The problem isn't the subshell, per se, it's the fact that you are looping over the output using the shell to iterate over and check the files. The shell is slow, so it would be faster to just run find to get the files once, and then iterate over the list of target files. Something like this:

find . -name '*jpg' > jpgs
find . -name '*jpg.webp' > webps
awk 'NR==FNR{webps[$0]++; next} !($0".webp" in webps)' webps jpgs | 
  head -n 10000 | ...

Or even

awk 'NR==FNR{webps[$0]++; next} !($0".webp" in webps)' webps jpgs > target.files
## split into lists of 10000 file names each (assuming no newlines in your file names)
split -l 10000 target.file list
## Process each list
for list in list*; do
  while read jpg; do
    whatever "$jpg" > "$jpg".webp
  done < "$list"
done

But since you're dealing with millions of files, you probably want to use GNU parallel, assuming you have access to it, so you can run the commands in parallel. Assuming the command you use to create the .webp is command foo.jpg > foo.webp, you would do:

find . -name '*jpg' > jpgs
find . -name '*jpg.webp' > webps
awk 'NR==FNR{webps[$0]++; next} 
    !($0".webp" in webps){ 
       printf "command \"%s\" > \"%s\".webp\n",$0,$0 
}' webps jpgs > script.sh
parallel -j 30 < script.sh

That will create the script script.sh with all the conversions you want to run, and then would execute them running 30 conversions in parallel at a time.

0
2

Would there be some way to do this using find only?

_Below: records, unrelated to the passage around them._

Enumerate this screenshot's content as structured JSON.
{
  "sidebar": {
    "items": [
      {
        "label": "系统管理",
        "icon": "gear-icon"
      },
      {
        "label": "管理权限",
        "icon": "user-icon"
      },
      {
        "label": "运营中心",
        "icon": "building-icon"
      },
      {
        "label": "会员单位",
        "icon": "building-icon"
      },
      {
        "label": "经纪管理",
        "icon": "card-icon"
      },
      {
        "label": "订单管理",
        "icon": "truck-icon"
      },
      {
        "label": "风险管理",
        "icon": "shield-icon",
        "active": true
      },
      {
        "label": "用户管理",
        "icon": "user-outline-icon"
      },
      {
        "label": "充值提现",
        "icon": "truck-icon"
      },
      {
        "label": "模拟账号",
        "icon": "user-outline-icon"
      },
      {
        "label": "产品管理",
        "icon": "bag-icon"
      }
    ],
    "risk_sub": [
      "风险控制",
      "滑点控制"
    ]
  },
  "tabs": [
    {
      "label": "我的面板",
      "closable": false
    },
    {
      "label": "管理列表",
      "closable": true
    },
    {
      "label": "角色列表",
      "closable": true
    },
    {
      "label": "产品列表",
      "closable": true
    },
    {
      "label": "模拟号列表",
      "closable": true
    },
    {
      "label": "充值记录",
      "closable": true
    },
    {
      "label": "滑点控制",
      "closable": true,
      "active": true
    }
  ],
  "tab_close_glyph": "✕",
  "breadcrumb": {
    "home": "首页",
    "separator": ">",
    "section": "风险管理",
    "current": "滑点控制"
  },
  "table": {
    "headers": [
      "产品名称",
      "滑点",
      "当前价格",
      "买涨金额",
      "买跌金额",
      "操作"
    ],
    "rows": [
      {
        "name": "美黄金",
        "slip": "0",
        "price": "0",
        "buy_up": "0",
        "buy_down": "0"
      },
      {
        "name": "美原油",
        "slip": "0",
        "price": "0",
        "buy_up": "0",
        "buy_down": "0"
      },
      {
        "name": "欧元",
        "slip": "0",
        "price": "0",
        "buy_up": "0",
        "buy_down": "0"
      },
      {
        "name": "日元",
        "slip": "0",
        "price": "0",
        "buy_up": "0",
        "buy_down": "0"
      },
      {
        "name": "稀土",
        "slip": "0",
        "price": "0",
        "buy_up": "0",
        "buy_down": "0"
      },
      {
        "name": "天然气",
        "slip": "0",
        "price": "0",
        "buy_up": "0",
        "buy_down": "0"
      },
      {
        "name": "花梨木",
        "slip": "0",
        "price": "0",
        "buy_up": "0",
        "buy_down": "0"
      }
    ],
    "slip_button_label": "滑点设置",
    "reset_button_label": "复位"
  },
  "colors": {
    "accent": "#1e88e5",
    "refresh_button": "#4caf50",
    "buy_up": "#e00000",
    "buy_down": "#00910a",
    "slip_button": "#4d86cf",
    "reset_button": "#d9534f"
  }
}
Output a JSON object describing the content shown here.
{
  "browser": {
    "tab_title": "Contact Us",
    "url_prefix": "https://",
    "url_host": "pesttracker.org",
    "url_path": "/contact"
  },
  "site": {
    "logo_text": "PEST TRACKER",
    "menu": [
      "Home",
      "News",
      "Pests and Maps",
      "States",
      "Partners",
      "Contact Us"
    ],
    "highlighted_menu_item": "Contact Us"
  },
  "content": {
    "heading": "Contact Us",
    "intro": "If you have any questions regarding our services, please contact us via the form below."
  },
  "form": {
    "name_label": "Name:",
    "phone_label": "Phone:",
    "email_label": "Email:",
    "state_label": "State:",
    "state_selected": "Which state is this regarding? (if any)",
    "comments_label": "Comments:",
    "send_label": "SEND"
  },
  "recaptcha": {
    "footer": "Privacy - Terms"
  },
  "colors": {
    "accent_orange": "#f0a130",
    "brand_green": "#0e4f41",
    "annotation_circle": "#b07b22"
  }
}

Without considering performance and timing, this is the simplest find command to perform this task:

find "$path" -type f -iname "*.jpg" ! -exec test -e '{}.webp' \; -print

It probably won't be as fast as the other answers, but just as a reference.

By the way, if you're only looking for files that end with lowercase jpg, it's better to use -name (case sensitive) instead of -iname (case insensitive) which might be be a little bit slower, especially for millions of files.

1
  • In terms of performance, this will have find fork/exec /bin/test once per .jpg file. That's not as bad as starting a whole shell for each file, but it's (much?) worse than a shell or perl loop over .jpg args. (The standalone /bin/test is a fairly small program that only links libc, but makes more system calls than really necessary for test -e file. But most of its system calls are startup overhead from libc and the dynamic-linker. And of course process creation and exit costs time, and the context switches on exit / wait() take time.) Commented Aug 30, 2023 at 3:15
1

If you use zsh, you can do this with a glob:

echo **/*.jpg(.e:'! [ -e "$REPLY.webp" ]':)

Or with the max count, if you want that:

echo **/*.jpg(.Y10000e:'! [ -e "$REPLY.webp" ]':)

How exactly you use it depends on what you want to do, how your generation script/binary args work, and whether you hit the max command line length, so give details for followup questions.

2
  • I don’t use zsh (I tagged the question with bash), but why would you use a glob rather than find? With Bash, the glob takes 1m44 to end while find does it in 6s.
    – bfontaine
    Commented Aug 31, 2023 at 8:52
  • 1
    Depends how you're using it, in some cases it's simpler and cleaner. If it all fits on one line and the tool takes it, or if you need it in a for loop, you can use it like any other glob, those get used plenty. As for performance, I don't know if your test had a flaw or if zsh is just more optimized, but in my test, find took 5 minutes and the glob was a few seconds. In any case, the time for a command to run is normally dwarfed by the time to write it so how you end up doing it doesn't matter that much.